Segundo o compositor de músicas tão distantes entre si, como "Anna Júlia" e "Deixa Estar", com o Los Hermanos, procuramos sempre uma consonância que é, na verdade, abstrata. "Qualquer informação é uma metáfora, uma coisa nunca é o que é. As palavras, aparentemente tão concretas, são símbolos de outras coisas", conta, se referindo às possíveis interpretações das letras.
E não há como não deixar de falar da banda que mais influenciou o rock brasileiro nos últimos tempos. O Los Hermanos entrou em hiato em 2008, deixando um sem número de fãs órfãos. Voltaram quando era conveniente. Tocaram no festival Just a Fest, em 2009 (no qual o Radiohead foi a grande atração); e no SWU, megafestival que aconteceu no interior de São Paulo, em 2010.

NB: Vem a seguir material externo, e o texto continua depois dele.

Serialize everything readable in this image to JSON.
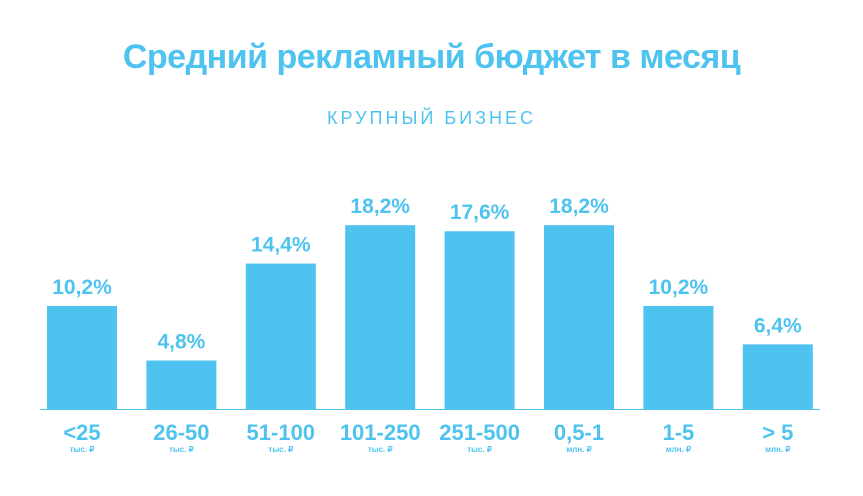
{
  "chart_data": {
    "type": "bar",
    "title": "Средний рекламный бюджет в месяц",
    "subtitle": "КРУПНЫЙ БИЗНЕС",
    "categories": [
      "<25",
      "26-50",
      "51-100",
      "101-250",
      "251-500",
      "0,5-1",
      "1-5",
      "> 5"
    ],
    "units": [
      "тыс. ₽",
      "тыс. ₽",
      "тыс. ₽",
      "тыс. ₽",
      "тыс. ₽",
      "млн. ₽",
      "млн. ₽",
      "млн. ₽"
    ],
    "values": [
      10.2,
      4.8,
      14.4,
      18.2,
      17.6,
      18.2,
      10.2,
      6.4
    ],
    "value_labels": [
      "10,2%",
      "4,8%",
      "14,4%",
      "18,2%",
      "17,6%",
      "18,2%",
      "10,2%",
      "6,4%"
    ],
    "xlabel": "",
    "ylabel": "",
    "grid": false,
    "legend": "none",
    "bar_color": "#4ec3ef"
  }
}
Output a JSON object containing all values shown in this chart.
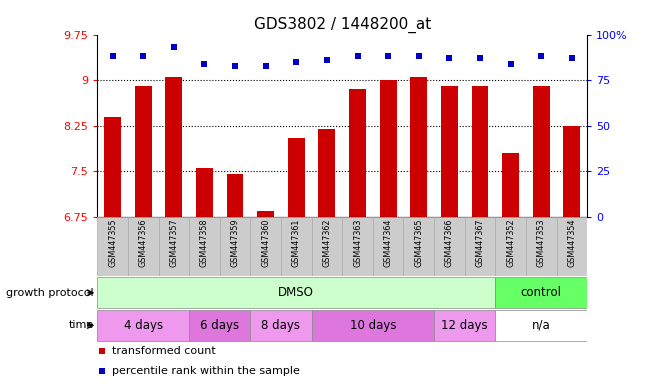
{
  "title": "GDS3802 / 1448200_at",
  "samples": [
    "GSM447355",
    "GSM447356",
    "GSM447357",
    "GSM447358",
    "GSM447359",
    "GSM447360",
    "GSM447361",
    "GSM447362",
    "GSM447363",
    "GSM447364",
    "GSM447365",
    "GSM447366",
    "GSM447367",
    "GSM447352",
    "GSM447353",
    "GSM447354"
  ],
  "bar_values": [
    8.4,
    8.9,
    9.06,
    7.55,
    7.45,
    6.85,
    8.05,
    8.2,
    8.85,
    9.0,
    9.06,
    8.9,
    8.9,
    7.8,
    8.9,
    8.25
  ],
  "percentile_values": [
    88,
    88,
    93,
    84,
    83,
    83,
    85,
    86,
    88,
    88,
    88,
    87,
    87,
    84,
    88,
    87
  ],
  "bar_color": "#cc0000",
  "dot_color": "#0000cc",
  "ylim_left": [
    6.75,
    9.75
  ],
  "ylim_right": [
    0,
    100
  ],
  "yticks_left": [
    6.75,
    7.5,
    8.25,
    9.0,
    9.75
  ],
  "ytick_labels_left": [
    "6.75",
    "7.5",
    "8.25",
    "9",
    "9.75"
  ],
  "yticks_right": [
    0,
    25,
    50,
    75,
    100
  ],
  "ytick_labels_right": [
    "0",
    "25",
    "50",
    "75",
    "100%"
  ],
  "grid_lines_at": [
    7.5,
    8.25,
    9.0
  ],
  "growth_protocol_groups": [
    {
      "label": "DMSO",
      "start": 0,
      "end": 13,
      "color": "#ccffcc"
    },
    {
      "label": "control",
      "start": 13,
      "end": 16,
      "color": "#66ff66"
    }
  ],
  "time_groups": [
    {
      "label": "4 days",
      "start": 0,
      "end": 3,
      "color": "#ee99ee"
    },
    {
      "label": "6 days",
      "start": 3,
      "end": 5,
      "color": "#dd77dd"
    },
    {
      "label": "8 days",
      "start": 5,
      "end": 7,
      "color": "#ee99ee"
    },
    {
      "label": "10 days",
      "start": 7,
      "end": 11,
      "color": "#dd77dd"
    },
    {
      "label": "12 days",
      "start": 11,
      "end": 13,
      "color": "#ee99ee"
    },
    {
      "label": "n/a",
      "start": 13,
      "end": 16,
      "color": "#ffffff"
    }
  ],
  "legend_items": [
    {
      "label": "transformed count",
      "color": "#cc0000"
    },
    {
      "label": "percentile rank within the sample",
      "color": "#0000cc"
    }
  ],
  "sample_bg_color": "#cccccc",
  "fig_bg_color": "#ffffff"
}
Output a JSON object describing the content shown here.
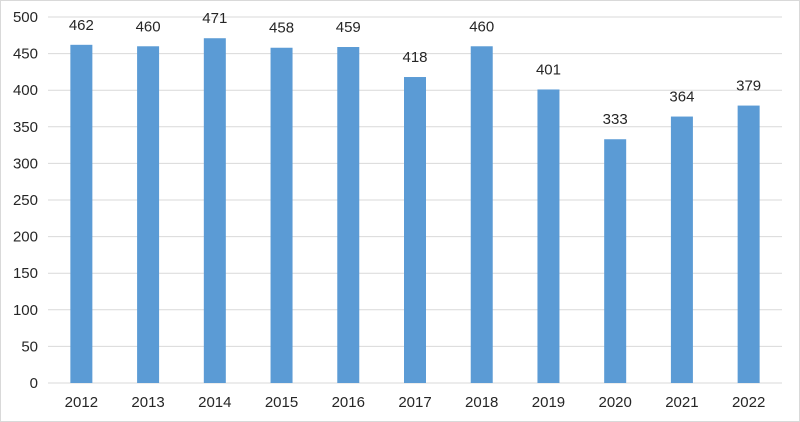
{
  "colors": {
    "bar": "#5b9bd5",
    "grid": "#d9d9d9",
    "text": "#262626",
    "background": "#ffffff",
    "border": "#d9d9d9"
  },
  "chart_data": {
    "type": "bar",
    "categories": [
      "2012",
      "2013",
      "2014",
      "2015",
      "2016",
      "2017",
      "2018",
      "2019",
      "2020",
      "2021",
      "2022"
    ],
    "values": [
      462,
      460,
      471,
      458,
      459,
      418,
      460,
      401,
      333,
      364,
      379
    ],
    "title": "",
    "xlabel": "",
    "ylabel": "",
    "ylim": [
      0,
      500
    ],
    "yticks": [
      0,
      50,
      100,
      150,
      200,
      250,
      300,
      350,
      400,
      450,
      500
    ],
    "grid": true,
    "data_labels": true,
    "legend": "none"
  }
}
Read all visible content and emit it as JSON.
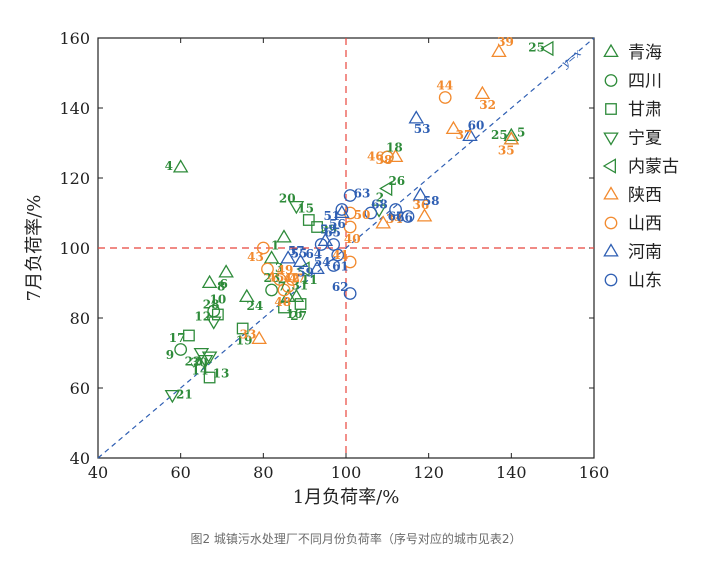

"Não há nada marcado, não nos encontramos [Rodrigo Barba, Rodrigo Amarante e Bruno Medina] muito. Mas estou sempre atento ao que eles estão fazendo. Há algum tempo fui no casamento do Medina", conta Camelo, que espera pluralizar o universo de quem o ouve, por ele muito bem definido: "Acho que sempre circulei por entre um público universitário de classe média e média alta, entre 16 e 30 anos. Mas estamos caminhando. Pluralizar. Esse é o caminho da vida".
Marcelo Camelo se apresenta em Curitiba durante o festival Lupaluna (confira o serviço completo do evento), que acontece nos dias 13 e 14 de maio.